By the spring of 2020, field research opportunities were suspended in the scientific community. The logistics of what could be done during the pandemic were in limbo. Some scientific institutions like the American Geosciences Institute still offered a summer 2020 internship opportunity, but to be conducted remotely.
These moments to conduct research in regions across the country, or even across the globe in some cases, were upended due to the pandemic, resulting in many students like herself missing out on chances to expand their in-person experience.
“The first two years kind of feel like they blended together,” said Reed Hopkins, geochemistry and planetary science Ph.D. student at Stony Brook University.
It’s not an unusual experience for students to feel as if they lost a sense of time in not being able to be out in the field.

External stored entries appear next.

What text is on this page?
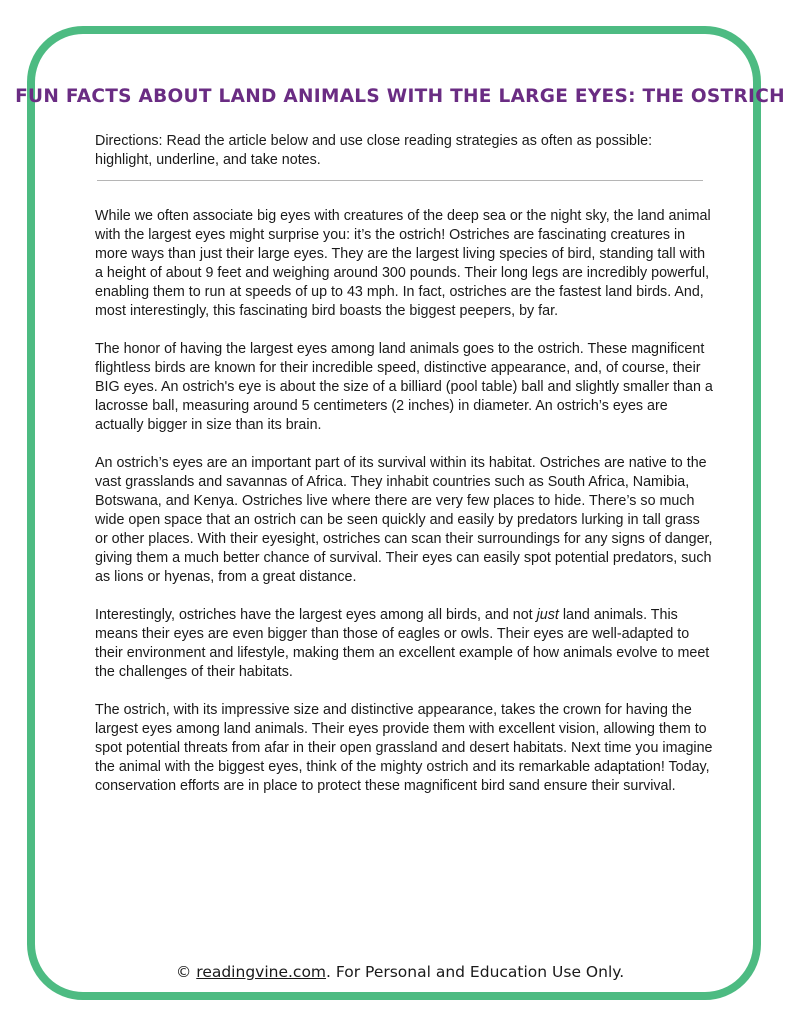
FUN FACTS ABOUT LAND ANIMALS WITH THE LARGE EYES: THE OSTRICH

Directions: Read the article below and use close reading strategies as often as possible: highlight, underline, and take notes.

While we often associate big eyes with creatures of the deep sea or the night sky, the land animal with the largest eyes might surprise you: it’s the ostrich! Ostriches are fascinating creatures in more ways than just their large eyes. They are the largest living species of bird, standing tall with a height of about 9 feet and weighing around 300 pounds. Their long legs are incredibly powerful, enabling them to run at speeds of up to 43 mph. In fact, ostriches are the fastest land birds. And, most interestingly, this fascinating bird boasts the biggest peepers, by far.

The honor of having the largest eyes among land animals goes to the ostrich. These magnificent flightless birds are known for their incredible speed, distinctive appearance, and, of course, their BIG eyes. An ostrich's eye is about the size of a billiard (pool table) ball and slightly smaller than a lacrosse ball, measuring around 5 centimeters (2 inches) in diameter. An ostrich’s eyes are actually bigger in size than its brain.

An ostrich’s eyes are an important part of its survival within its habitat. Ostriches are native to the vast grasslands and savannas of Africa. They inhabit countries such as South Africa, Namibia, Botswana, and Kenya. Ostriches live where there are very few places to hide. There’s so much wide open space that an ostrich can be seen quickly and easily by predators lurking in tall grass or other places. With their eyesight, ostriches can scan their surroundings for any signs of danger, giving them a much better chance of survival. Their eyes can easily spot potential predators, such as lions or hyenas, from a great distance.

Interestingly, ostriches have the largest eyes among all birds, and not just land animals. This means their eyes are even bigger than those of eagles or owls. Their eyes are well-adapted to their environment and lifestyle, making them an excellent example of how animals evolve to meet the challenges of their habitats.

The ostrich, with its impressive size and distinctive appearance, takes the crown for having the largest eyes among land animals. Their eyes provide them with excellent vision, allowing them to spot potential threats from afar in their open grassland and desert habitats. Next time you imagine the animal with the biggest eyes, think of the mighty ostrich and its remarkable adaptation! Today, conservation efforts are in place to protect these magnificent bird sand ensure their survival.

© readingvine.com. For Personal and Education Use Only.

The “grand experience” Hopkins defines as the initial years of graduate school never happened for him due to events and opportunities being delayed.
“I would have a first experience at the beginning of my second year,” Hopkins said.
But he leans on the universal feeling that other science students share in their first time doing fieldwork to showcase the idea of normalcy for other students.
“Last time we went out here in November, it was like the first major trip that a lot of people did,” he said. “People would come out here and work in the field. It was amazing.”
Linden Wike, a University of Maryland geophysics grad student, said starting anew by working in the field was overwhelming.
Wike, who does most of her work in a lab, described her first time doing fieldwork last November as “getting to apply things I’ve learned in class,” when it came to setting up physical experiments.
Ultimately, she found the atmosphere warm and welcoming to newbies like herself.
“I was very nervous about what to expect and what the day would look like,” she said. “It seemed more laidback and everyone’s just getting their research done and working together.”
The imposed stress of the pandemic brought on unprecedented levels of stress for graduate students. Anxiety among graduate students increased by 50 percent, according to a study conducted by Student Experience in the Research University (SERU).
Kumari was also facing an added layer of stress during the pandemic as her home country India was going through its peak pandemic cases.
“It was a very difficult time for me,” she said.
Again, she credits Glotch and the rest of the department for being her support system with routine emails asking about her wellbeing and how her family in India was doing.
Even now as opportunities become more available, these positions are mostly for first-year graduate students. Despite having no field experience, Kumari was seen as overqualified and missed out on many chances to get back into the field.
She had about a week left to work on the RISE2 project before heading to San Francisco for other projects and conferences.
“It’s been a weird thing, but I’m glad it’s working out now.”